Students were then challenged to think about development and its potential impacts. They drew out their proposed land uses — including homes, roads, hiking trails, and hunting camps — on a map. “There are a lot of different choices with a lot of different impacts, and they all have trade-offs,” said Allaire.
This is one issue that VLT staff think about: protecting land to support wildlife habitat, clean water, and healthy forests. Allaire used the Okemo Wildlife Corridor as an example. The 100-mile corridor is part of a 346-acre property in Mount Holly that connects the southern part of the Green Mountain National Forest with Okemo State Forest. VLT is working with Mount Holly Conservation Trust and the state of Vermont to protect the area, which would offer uninhibited forestland for wildlife to safely roam, reside, find food, and raise young.

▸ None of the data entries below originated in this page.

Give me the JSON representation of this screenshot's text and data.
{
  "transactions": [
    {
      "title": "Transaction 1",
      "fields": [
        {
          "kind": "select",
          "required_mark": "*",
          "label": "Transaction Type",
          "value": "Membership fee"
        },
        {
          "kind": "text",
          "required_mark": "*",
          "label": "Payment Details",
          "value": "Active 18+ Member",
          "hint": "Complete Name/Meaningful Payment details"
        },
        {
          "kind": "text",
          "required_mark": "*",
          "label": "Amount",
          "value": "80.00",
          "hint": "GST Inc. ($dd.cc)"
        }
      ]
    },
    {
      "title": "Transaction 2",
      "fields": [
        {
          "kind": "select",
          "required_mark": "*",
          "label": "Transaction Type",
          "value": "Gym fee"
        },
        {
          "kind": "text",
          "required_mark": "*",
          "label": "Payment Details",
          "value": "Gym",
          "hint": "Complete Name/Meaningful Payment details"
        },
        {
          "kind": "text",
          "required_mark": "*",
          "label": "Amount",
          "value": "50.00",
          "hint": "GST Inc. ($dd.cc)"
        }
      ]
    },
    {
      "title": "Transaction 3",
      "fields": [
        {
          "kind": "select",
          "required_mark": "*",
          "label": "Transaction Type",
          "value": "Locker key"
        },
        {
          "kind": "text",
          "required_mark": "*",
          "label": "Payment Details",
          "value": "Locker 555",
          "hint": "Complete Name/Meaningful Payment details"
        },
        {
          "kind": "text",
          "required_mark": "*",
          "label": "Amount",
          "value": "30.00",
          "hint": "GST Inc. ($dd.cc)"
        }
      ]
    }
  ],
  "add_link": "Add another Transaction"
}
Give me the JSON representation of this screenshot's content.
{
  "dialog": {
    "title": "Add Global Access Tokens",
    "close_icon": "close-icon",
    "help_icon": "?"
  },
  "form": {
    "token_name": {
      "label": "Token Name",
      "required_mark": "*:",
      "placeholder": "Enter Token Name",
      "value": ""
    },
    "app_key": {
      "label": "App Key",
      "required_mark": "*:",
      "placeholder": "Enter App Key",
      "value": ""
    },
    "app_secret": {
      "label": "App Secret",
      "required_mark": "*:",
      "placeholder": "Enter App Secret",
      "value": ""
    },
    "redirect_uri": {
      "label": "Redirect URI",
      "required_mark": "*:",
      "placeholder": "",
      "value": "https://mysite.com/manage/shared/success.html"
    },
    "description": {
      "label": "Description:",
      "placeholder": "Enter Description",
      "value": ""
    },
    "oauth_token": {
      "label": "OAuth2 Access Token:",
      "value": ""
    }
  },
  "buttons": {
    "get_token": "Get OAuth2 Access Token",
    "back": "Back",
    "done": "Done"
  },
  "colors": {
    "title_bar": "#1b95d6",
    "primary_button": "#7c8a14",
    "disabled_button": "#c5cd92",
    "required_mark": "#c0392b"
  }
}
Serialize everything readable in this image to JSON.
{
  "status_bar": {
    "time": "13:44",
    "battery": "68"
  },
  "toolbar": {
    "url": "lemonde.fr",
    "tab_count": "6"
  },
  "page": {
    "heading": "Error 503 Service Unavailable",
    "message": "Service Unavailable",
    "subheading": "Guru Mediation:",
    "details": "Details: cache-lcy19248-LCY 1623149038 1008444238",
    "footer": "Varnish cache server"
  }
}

The youth summit is an annual event that reaches more than 200 students. “It’s essential because Vermont youth are the next generation of conservationists,” said Allaire. While she said that her topic is intuitive, it’s not something that students are necessarily exposed to. “Having the moment to think about the impact on wildlife, it’s a click in their brains that stays with them,” she said.
The mission of YES is to inspire, encourage, and prepare youth for a life of environmental responsibility, service, and leadership by increasing awareness and knowledge of environmental issues and fostering leadership skills. Other presentation topics included environmental careers, reducing cafeteria waste, and a microplastics survey.